In the Zone
It was a morning here at Refuge Farm filled with sunny skies, chaos and emotion. Our Director of Physical Tasks arrived with one of his slim Hispanic assistants, and things around the house began to move. Watching them and occasionally holding the screen door open to permit passage of large items exhausted me. Grace was resolute. The resolution had been made to jointly ensure the inevitable dissolution of my estate is a little easier on those who will have to do it, and in the meantime, clear the second story of my assorted crap.
My folks did their best when it came time to do theirs, and I have boxes filled with unfinished projects and family history that emerged from the back of closets. Dad’s Art History, something he did to achieve his college degree interrupted by war service. Mom’s Hemingway histories from her time as the foremost authority on the great author’s time in the little village on the Bay, Up North. Those are neatly bound and will transfer in some order. There is much more, of course. Funeral materials for my Uncle, who designed the camera systems that transmitted images from the Moon to Earth without benefit of film. Interesting people and interesting times in musty piles and disintegrating boxes.
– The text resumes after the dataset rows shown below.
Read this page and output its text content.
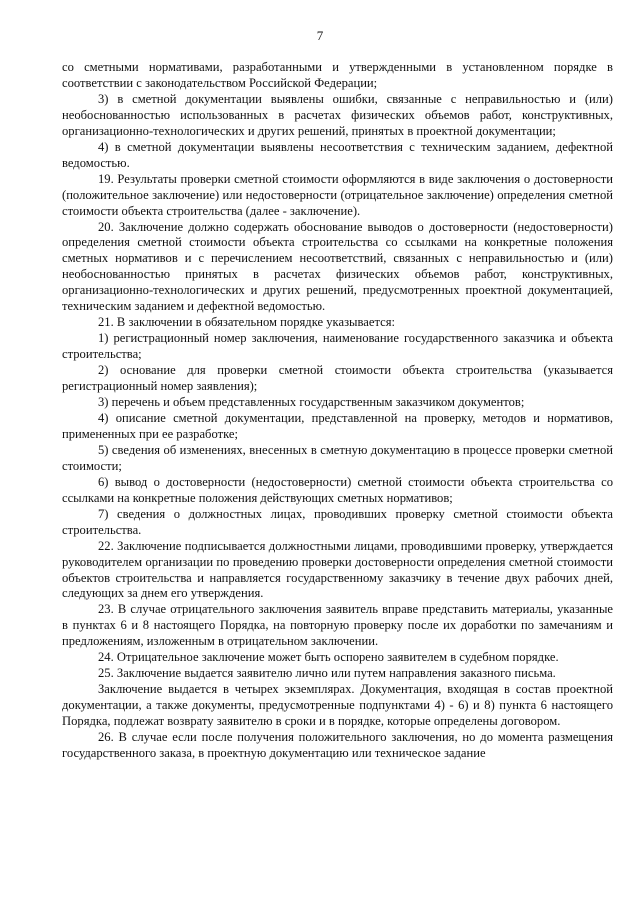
7

со сметными нормативами, разработанными и утвержденными в установленном порядке в соответствии с законодательством Российской Федерации;

3) в сметной документации выявлены ошибки, связанные с неправильностью и (или) необоснованностью использованных в расчетах физических объемов работ, конструктивных, организационно-технологических и других решений, принятых в проектной документации;

4) в сметной документации выявлены несоответствия с техническим заданием, дефектной ведомостью.

19. Результаты проверки сметной стоимости оформляются в виде заключения о достоверности (положительное заключение) или недостоверности (отрицательное заключение) определения сметной стоимости объекта строительства (далее - заключение).

20. Заключение должно содержать обоснование выводов о достоверности (недостоверности) определения сметной стоимости объекта строительства со ссылками на конкретные положения сметных нормативов и с перечислением несоответствий, связанных с неправильностью и (или) необоснованностью принятых в расчетах физических объемов работ, конструктивных, организационно-технологических и других решений, предусмотренных проектной документацией, техническим заданием и дефектной ведомостью.

21. В заключении в обязательном порядке указывается:

1) регистрационный номер заключения, наименование государственного заказчика и объекта строительства;

2) основание для проверки сметной стоимости объекта строительства (указывается регистрационный номер заявления);

3) перечень и объем представленных государственным заказчиком документов;

4) описание сметной документации, представленной на проверку, методов и нормативов, примененных при ее разработке;

5) сведения об изменениях, внесенных в сметную документацию в процессе проверки сметной стоимости;

6) вывод о достоверности (недостоверности) сметной стоимости объекта строительства со ссылками на конкретные положения действующих сметных нормативов;

7) сведения о должностных лицах, проводивших проверку сметной стоимости объекта строительства.

22. Заключение подписывается должностными лицами, проводившими проверку, утверждается руководителем организации по проведению проверки достоверности определения сметной стоимости объектов строительства и направляется государственному заказчику в течение двух рабочих дней, следующих за днем его утверждения.

23. В случае отрицательного заключения заявитель вправе представить материалы, указанные в пунктах 6 и 8 настоящего Порядка, на повторную проверку после их доработки по замечаниям и предложениям, изложенным в отрицательном заключении.

24. Отрицательное заключение может быть оспорено заявителем в судебном порядке.

25. Заключение выдается заявителю лично или путем направления заказного письма.

Заключение выдается в четырех экземплярах. Документация, входящая в состав проектной документации, а также документы, предусмотренные подпунктами 4) - 6) и 8) пункта 6 настоящего Порядка, подлежат возврату заявителю в сроки и в порядке, которые определены договором.

26. В случае если после получения положительного заключения, но до момента размещения государственного заказа, в проектную документацию или техническое задание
The year that caught my attention included one more than a century old, featured in an old press clipping from one of the in-house Western Electric papers. The photo above is of my grandfather, James Socotra. It includes a brief outline of what he was up to when Western Electric decided to put the magic of the telephone all over the globe. The year is 1913, and the faded brown typescript reads:
“Mr. Socotra Goes to Panama
James Burr Socotra, of the export sales department at New York, sailed on November 1st for Panama, to make a comprehensive study of telephone conditions in the Canal Zone. Mr. Socotra’s experience in the telephone business is ample qualification for the work of investigation which he has undertaken. After leaving Lehigh University in 1899, he entered the engineering department of the Central District and Printing Telegraph Company and later on became head of the equipment engineering staff. In 1907, he entered the employ of Western Electric Company in the detail design division of the engineering department and was later transferred to method work in the central office inspection division. In June, 1913, Mr. Socotra was transferred to the export sales department.”
Then he left home and family behind, and set off for the Canal Zone. Family lore says he bird-dogged the Canal’s Chief of Design, General Goethals, while at lunch in an elegant building in Panama City. I have visited it myself while there doing other technical things from another century. He reportedly leaned in over the white tablecloth and told him that his semaphore signals used to signal the opening and closing of the gates to the massive locks that raised and lowered ocean-going ships was very colorful.
“But wouldn’t it be easier to simply pick up a phone and be able to communicate directly?” The General nodded and asked him to sit down.
Apparently the concept appealed to the General, and eventually Granddad came home. The Canal opened the next year with the ringing of telephones. I don’t know if the First World War slowed things down for the export sales department, but there are echoes of work in Rio de Janero and some Caribbean islands he accomplished around it. There is even a bizarre film segment that my Uncle Jim saved that shows him coming down a gangway in a pith helmet that I still have in the garage somewhere.
Having seen him in motion, his still picture is not as evocative, but he would only have been in his thirties and he had more adventures all over the hemisphere.
How the centuries fly, you know? Must run in the blood. Or in a box in the garage.